Most employers don't go quite so far to help laid-off workers--they just hand employees a severance check and wave goodbye. Some employers give laid off workers the phone number for an outsourcing firm and leave it up to them to make the call; the workers often don't.

The situation is different at First National Bank of Pennsylvania. In the past six months, the company has acquired two small, regional banks, leading to staff redundancies and several rounds of layoffs. Calfe and her career counselors were on site the day layoffs were announced to help employees deal with emotions and figure out how they would break the news to their families.

Then the counselors move into the banks' offices, so employees have unlimited access to their services over the months before the actual layoff date. (Banks are required by law to announce mergers far in advance, so employees might have several months before they're actually laid off.)

The bank also frequently offers employees a bonus for working through the transition period. During those months, Calfe offers workshops on topics like how to market yourself and how to prepare for a job interview. The classes take place during work hours, and employees are encouraged to attend. They're also allowed to go on job interviews during work hours. Employees receive one-on-one counseling to strategize their next career move.

"Companies tell us that even though they're paying people to go to these workshops, their productivity doesn't go down, even though they're eventually being laid off," says Bill Crigger, president of Compass Career Management Solutions, which arranged the job fair with Portola Packaging. "That's a big concern for companies that make the announcement three months out."

It's not just small or regional companies looking to take the sting out of layoffs. Westinghouse, Alcoa (nyse: AA - news - people ) and Procter & Gamble (nyse: PG - news - people ) offer downsized employees $5,000 toward tuition reimbursement.
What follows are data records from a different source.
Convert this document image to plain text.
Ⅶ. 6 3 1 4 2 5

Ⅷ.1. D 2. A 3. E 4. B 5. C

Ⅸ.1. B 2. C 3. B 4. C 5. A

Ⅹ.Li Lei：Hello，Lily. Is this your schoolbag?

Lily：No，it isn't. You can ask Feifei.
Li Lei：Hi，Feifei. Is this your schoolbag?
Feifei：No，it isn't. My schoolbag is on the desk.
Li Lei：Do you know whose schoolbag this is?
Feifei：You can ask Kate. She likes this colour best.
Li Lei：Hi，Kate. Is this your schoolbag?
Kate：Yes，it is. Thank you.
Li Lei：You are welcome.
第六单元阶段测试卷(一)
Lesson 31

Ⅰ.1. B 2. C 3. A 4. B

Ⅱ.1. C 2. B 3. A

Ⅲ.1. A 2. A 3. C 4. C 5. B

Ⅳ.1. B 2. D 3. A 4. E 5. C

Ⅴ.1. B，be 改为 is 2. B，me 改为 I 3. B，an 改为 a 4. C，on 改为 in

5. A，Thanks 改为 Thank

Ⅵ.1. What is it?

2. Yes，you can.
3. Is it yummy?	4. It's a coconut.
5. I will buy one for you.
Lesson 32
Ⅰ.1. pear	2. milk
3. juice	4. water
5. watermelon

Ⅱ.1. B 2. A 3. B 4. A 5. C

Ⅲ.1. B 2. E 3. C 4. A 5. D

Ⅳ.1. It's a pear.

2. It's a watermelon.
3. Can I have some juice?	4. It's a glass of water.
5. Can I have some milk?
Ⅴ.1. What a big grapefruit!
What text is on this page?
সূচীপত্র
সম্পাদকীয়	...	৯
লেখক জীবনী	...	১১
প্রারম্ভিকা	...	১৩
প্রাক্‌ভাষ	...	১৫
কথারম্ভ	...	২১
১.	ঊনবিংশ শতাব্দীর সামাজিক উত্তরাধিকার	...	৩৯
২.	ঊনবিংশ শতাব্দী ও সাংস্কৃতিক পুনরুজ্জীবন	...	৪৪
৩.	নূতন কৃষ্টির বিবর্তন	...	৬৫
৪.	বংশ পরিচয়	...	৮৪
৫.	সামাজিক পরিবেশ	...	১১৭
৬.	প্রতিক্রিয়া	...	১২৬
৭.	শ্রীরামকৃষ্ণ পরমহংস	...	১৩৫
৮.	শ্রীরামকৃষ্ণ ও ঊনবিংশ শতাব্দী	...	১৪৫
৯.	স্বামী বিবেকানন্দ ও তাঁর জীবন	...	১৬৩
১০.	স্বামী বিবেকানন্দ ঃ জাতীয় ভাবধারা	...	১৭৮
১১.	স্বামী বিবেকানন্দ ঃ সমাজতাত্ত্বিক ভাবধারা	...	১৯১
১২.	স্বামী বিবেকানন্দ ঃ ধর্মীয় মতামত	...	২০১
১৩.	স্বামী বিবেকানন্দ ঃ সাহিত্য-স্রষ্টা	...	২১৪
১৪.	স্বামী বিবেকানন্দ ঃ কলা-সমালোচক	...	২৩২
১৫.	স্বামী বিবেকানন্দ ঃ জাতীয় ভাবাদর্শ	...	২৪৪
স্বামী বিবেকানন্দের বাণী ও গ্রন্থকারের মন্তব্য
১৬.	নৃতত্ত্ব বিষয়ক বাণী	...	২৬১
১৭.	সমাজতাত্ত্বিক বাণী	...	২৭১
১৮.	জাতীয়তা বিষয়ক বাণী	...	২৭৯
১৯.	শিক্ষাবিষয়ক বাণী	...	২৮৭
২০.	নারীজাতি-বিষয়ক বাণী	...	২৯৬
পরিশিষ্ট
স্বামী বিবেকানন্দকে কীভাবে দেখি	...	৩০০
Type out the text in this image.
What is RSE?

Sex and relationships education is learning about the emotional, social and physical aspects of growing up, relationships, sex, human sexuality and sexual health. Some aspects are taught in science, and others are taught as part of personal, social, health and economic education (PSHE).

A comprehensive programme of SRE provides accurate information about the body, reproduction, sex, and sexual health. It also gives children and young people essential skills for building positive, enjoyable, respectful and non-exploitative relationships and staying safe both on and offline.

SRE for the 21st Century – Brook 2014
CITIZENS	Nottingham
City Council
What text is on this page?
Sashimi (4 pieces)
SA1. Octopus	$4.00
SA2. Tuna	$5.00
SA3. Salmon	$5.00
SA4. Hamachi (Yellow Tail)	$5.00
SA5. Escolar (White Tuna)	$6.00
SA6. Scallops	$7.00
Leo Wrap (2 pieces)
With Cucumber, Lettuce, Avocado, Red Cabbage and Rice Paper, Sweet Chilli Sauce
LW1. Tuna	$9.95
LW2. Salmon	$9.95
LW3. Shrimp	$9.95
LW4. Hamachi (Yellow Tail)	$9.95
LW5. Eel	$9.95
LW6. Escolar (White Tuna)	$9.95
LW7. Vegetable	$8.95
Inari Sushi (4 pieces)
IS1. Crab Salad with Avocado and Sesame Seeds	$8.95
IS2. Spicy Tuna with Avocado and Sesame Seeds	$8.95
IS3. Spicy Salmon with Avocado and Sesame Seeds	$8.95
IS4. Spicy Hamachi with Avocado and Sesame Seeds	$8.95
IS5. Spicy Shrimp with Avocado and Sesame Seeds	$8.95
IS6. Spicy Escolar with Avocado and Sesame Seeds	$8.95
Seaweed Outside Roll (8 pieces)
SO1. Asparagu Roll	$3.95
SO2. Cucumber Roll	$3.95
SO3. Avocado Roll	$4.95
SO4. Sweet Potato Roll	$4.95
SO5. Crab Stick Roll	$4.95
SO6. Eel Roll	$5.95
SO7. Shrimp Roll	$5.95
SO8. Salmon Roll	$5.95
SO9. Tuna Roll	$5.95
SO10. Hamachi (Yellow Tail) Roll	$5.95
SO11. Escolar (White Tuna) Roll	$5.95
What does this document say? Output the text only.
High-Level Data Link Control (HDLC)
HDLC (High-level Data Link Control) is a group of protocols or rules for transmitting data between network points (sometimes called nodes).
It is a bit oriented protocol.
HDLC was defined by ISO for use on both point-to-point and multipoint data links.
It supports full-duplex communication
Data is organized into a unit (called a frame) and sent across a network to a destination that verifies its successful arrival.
Those employees can take a few classes to update their skills or use the funds to change career paths entirely. Companies usually provide workers with a window of a year to 18 months in which to claim the reimbursement.

When Alcoa closes a plant, Crigger and his team are typically on site for 12 to 18 months before the layoffs, helping with career planning. Alcoa offers counseling for the spouses and children of laid-off employees; it also offers an eight-hour course on the pros and cons of opening your own business, with an accountant and lawyer who specialize in small businesses.

"Laying people off is a horrible decision to make," says Crigger. "It impacts lives forever. These companies, though, are going to stay in business, so how they treat exiting employees has a huge impact on surviving employees. If you treat them like dirt, 10% to 15% of your existing workforce will leave. At some point in time, some of these companies will come back and hire--and we have long memories."